Или в комнате. В комнате Леонара, отправившегося на прогулку. В комнате Жюстины, которая не слышала, как вошла Вероник и украла ее портсигар. А, кстати, что за странная идея — своровать такую штуку! А кто-нибудь проверял, не унесла ли она чего еще? Я шевелю пальцами, Лорье снова дает мне блокнот. Пишу свой вопрос.

— «Вы проверили, не украла ли Вероник Ганс у Жюстины что-то, кроме портсигара?», — вслух читает дядя. — Какой портсигар? Ты же не куришь?

— Я больше не курю, — поправляет его Жюстина.

— Портсигар, который вы ей подарили, — отвечает Лорье одновременно с ней.

— А! — говорит дядя.

— Честно говоря, со всей этой суматохой я и не подумала проверить, не исчезло ли что-то еще, — объясняет Жюстина. — Пойдешь со мной, Ферни?

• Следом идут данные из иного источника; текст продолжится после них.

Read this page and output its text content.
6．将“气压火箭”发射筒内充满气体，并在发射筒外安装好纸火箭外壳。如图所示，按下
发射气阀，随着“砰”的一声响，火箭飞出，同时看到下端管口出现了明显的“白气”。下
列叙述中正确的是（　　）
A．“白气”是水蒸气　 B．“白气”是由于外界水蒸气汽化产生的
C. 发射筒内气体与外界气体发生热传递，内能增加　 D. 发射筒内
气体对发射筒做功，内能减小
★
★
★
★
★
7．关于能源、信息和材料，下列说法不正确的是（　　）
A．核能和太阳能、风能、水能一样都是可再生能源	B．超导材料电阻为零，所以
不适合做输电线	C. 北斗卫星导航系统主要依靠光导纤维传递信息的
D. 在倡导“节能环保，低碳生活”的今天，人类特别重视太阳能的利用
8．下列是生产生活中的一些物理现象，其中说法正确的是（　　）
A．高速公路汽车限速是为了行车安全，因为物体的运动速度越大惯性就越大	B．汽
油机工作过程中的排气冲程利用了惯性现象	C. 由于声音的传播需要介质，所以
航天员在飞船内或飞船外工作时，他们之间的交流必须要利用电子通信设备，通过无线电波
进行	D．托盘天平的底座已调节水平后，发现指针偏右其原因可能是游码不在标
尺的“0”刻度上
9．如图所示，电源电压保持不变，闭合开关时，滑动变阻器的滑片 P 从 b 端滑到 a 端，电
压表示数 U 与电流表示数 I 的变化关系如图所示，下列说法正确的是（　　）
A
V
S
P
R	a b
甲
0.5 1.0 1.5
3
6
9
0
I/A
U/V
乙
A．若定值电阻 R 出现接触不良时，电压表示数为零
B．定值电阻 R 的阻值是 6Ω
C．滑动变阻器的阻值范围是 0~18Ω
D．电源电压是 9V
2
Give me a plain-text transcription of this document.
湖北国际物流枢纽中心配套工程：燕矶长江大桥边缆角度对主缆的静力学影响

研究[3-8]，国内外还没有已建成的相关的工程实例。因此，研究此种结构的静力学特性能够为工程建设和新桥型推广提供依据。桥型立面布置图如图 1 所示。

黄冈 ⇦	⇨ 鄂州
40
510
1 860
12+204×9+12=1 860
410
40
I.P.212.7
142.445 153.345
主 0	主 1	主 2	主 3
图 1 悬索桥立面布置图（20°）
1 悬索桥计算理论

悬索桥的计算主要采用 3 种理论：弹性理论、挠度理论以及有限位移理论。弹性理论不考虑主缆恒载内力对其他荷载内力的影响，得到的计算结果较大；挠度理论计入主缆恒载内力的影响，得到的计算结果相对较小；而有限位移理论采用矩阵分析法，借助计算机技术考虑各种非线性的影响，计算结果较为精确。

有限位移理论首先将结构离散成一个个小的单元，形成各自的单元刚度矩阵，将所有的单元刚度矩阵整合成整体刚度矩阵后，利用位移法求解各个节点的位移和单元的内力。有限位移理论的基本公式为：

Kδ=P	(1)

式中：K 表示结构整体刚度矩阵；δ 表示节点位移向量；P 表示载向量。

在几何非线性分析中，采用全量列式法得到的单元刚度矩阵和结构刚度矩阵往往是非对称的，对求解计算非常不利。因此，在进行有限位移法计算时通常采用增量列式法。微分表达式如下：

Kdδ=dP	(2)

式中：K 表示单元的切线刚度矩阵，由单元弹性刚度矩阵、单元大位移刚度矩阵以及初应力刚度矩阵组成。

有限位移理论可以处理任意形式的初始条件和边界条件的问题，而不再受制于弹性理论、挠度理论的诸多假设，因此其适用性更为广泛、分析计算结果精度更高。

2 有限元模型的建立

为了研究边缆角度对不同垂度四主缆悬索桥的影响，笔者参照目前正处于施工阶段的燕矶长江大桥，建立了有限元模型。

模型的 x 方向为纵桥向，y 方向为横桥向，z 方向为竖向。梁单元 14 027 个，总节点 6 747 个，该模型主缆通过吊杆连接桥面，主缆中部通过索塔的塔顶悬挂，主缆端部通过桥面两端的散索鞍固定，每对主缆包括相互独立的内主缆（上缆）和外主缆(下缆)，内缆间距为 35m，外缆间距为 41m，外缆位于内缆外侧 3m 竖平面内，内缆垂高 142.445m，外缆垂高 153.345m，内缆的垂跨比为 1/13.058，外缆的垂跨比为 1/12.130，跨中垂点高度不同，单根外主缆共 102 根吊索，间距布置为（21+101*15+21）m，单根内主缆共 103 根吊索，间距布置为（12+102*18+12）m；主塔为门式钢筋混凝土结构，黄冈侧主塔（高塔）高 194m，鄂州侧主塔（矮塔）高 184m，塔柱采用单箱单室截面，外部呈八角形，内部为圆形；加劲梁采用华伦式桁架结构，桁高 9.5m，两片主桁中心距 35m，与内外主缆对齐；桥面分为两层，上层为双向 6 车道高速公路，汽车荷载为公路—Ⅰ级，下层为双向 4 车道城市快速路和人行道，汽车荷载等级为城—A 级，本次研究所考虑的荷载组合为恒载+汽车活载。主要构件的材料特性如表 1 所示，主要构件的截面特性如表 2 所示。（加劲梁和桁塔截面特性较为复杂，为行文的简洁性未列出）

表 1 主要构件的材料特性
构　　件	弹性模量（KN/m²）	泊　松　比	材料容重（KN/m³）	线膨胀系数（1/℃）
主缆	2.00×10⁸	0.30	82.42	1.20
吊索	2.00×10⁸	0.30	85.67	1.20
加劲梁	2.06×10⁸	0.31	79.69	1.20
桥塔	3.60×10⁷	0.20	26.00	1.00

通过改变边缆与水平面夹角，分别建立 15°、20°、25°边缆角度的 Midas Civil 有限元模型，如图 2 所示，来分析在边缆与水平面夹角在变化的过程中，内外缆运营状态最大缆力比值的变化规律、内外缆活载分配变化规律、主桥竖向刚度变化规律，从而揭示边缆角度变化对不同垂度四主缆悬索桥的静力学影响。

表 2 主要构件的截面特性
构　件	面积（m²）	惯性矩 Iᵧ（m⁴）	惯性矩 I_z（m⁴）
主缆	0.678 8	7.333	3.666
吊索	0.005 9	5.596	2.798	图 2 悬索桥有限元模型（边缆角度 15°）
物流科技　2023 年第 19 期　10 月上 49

Ферни! В жизни не слышала ничего глупее! Ферни! А почему не Фефе? Всем на свете известно, что уменьшительное от Фернана — Нану, во всяком случае, моя тетя звала его именно так.

Ферни и его Дульцинея уходят вместе с Тентеном. Я тычу пальцем в кожаную подушку, словно хочу провертеть там дырку. Нет, я вовсе не представляю себе, что это — глаз Жюстины. В любом случае, зачем ей глаза, этой лгунье. Почему лгунье? Ах, да, портсигар! Дядя словно с луны упал. Внимание, Элиз, напрашивается важный вывод: если дядя не подарил ей портсигар, Вероник не могла его украсть. Но он был при ней. Вернее, у нее нашли портсигар с инициалами моего дяди.

— Больше воды не хотите? — приветливо спрашивает Лорье.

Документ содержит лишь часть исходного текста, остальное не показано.